Now, this is my job written in scala:
import java.io.Serializable
import org.apache.commons.codec.StringDecoder
import org.apache.hadoop.fs.LocalFileSystem
import org.apache.hadoop.hdfs.DistributedFileSystem
import org.apache.kafka.common.serialization.StringDeserializer
import org.apache.spark
import org.apache.spark.SparkConf
import org.elasticsearch.spark._
import org.apache.spark.sql.SQLContext
import org.apache.spark.streaming.dstream.InputDStream
import org.apache.spark.streaming.kafka010.LocationStrategies.PreferConsistent
import org.apache.spark.streaming.kafka010.{ConsumerStrategies, KafkaUtils}
import org.apache.spark.streaming.{Seconds, StreamingContext}
import scala.util.parsing.json.JSON
object KafkaConsumer {
def main(args: Array[String]): Unit = {
val sc = new SparkConf()
.setMaster("local[*]")
.setAppName("Elastic Search Indexer App")
sc.set("es.index.auto.create", "true")
val elasticResource = "iot/demo"
val ssc = new StreamingContext(sc, Seconds(10))
//ssc.checkpoint("./checkpoint")
val kafkaParams = Map(
"bootstrap.servers" -> "kafka:9092",
"key.deserializer" -> classOf[StringDeserializer],
"value.deserializer" -> classOf[StringDeserializer],
"auto.offset.reset" -> "earliest",
"group.id" -> "group0"
)
val topics = List("test")
val stream = KafkaUtils.createDirectStream(
ssc,
PreferConsistent,
ConsumerStrategies.Subscribe[String, String](topics.distinct, kafkaParams)
)
case class message(key: String, timestamp: Long, payload: Object)
val rdds = stream.map(record => message(record.key, record.timestamp, record.value))
val es_config: scala.collection.mutable.Map[String, String] =
scala.collection.mutable.Map(
"pushdown" -> "true",
"es.nodes" -> "http://docker-host",
"es.nodes.wan.only" -> "true",
"es.resource" -> elasticResource,
"es.ingest.pipeline" -> "iot-test-pipeline"
)
rdds.foreachRDD { rdd =>
rdd.saveToEs(es_config)
rdd.collect().foreach(println)
}
ssc.start()
ssc.awaitTermination()
}
}
To submit this to the cluster I did:
- With "sbt-assembly" plugin, I created a fat jar file with all dependencies.

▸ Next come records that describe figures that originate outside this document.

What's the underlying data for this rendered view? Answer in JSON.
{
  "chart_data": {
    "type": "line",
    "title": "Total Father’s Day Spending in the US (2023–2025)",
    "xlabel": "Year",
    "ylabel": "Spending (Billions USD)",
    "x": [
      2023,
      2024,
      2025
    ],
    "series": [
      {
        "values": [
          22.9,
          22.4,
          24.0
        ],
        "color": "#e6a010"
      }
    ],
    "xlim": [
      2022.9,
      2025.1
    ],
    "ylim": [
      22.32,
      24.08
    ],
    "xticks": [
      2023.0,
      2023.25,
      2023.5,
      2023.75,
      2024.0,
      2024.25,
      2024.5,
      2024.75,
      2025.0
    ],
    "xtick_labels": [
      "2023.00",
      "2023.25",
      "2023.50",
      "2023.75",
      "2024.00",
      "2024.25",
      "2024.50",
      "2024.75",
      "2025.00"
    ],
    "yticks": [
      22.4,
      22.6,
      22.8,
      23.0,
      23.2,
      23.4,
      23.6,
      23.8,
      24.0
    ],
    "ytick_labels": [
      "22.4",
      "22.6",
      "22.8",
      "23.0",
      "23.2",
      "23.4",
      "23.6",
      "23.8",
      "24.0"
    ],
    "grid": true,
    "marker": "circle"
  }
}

- Define an assembly strategy in build.sbt to avoid deduplicate errors on merging ...
Then submit with:
./spark-submit.cmd --class KafkaConsumer --master spark://docker-host:7077 /c/Users/shams/Documents/Appunti/iot-demo-app/spark-streaming/target/scala-2.11/ spark-streaming-assembly-1.0.jar
BUT I have this error:
19/02/27 11:18:12 WARN NativeCodeLoader: Unable to load native-hadoop library for your platform... using builtin-java classes where applicable Exception in thread "main" java.io.IOException: No FileSystem for scheme: C at org.apache.hadoop.fs.FileSystem.getFileSystemClass(FileSystem.java:2660) at org.apache.hadoop.fs.FileSystem.createFileSystem(FileSystem.java:2667) at org.apache.hadoop.fs.FileSystem.access$200(FileSystem.java:94) at org.apache.hadoop.fs.FileSystem$Cache.getInternal(FileSystem.java:2703) at org.apache.hadoop.fs.FileSystem$Cache.get(FileSystem.java:2685) at org.apache.hadoop.fs.FileSystem.get(FileSystem.java:373) at org.apache.spark.util.Utils$.getHadoopFileSystem(Utils.scala:1897) at org.apache.spark.util.Utils$.doFetchFile(Utils.scala:694) at org.apache.spark.deploy.DependencyUtils$.downloadFile(DependencyUtils.scala:135) at org.apache.spark.deploy.SparkSubmit$$anonfun$doPrepareSubmitEnvironment$7.apply(SparkSubmit.scala:416) at org.apache.spark.deploy.SparkSubmit$$anonfun$doPrepareSubmitEnvironment$7.apply(SparkSubmit.scala:416) at scala.Option.map(Option.scala:146) at org.apache.spark.deploy.SparkSubmit$.doPrepareSubmitEnvironment(SparkSubmit.scala:415) at org.apache.spark.deploy.SparkSubmit$.prepareSubmitEnvironment(SparkSubmit.scala:250) at org.apache.spark.deploy.SparkSubmit$.submit(SparkSubmit.scala:171) at org.apache.spark.deploy.SparkSubmit$.main(SparkSubmit.scala:137) at org.apache.spark.deploy.SparkSubmit.main(SparkSubmit.scala)
After a day of trying I have not solved and I can not understand where in my work wants to access a certain volume as seems to be said by the error
Can be related with the warning message? Then, how I should edit my script to avoid that problem?
Thanks in advance.
UPDATE:
Problem seems not related to my code because I tried tu submit a simple hello world app compiled in the same way but I have the same issue.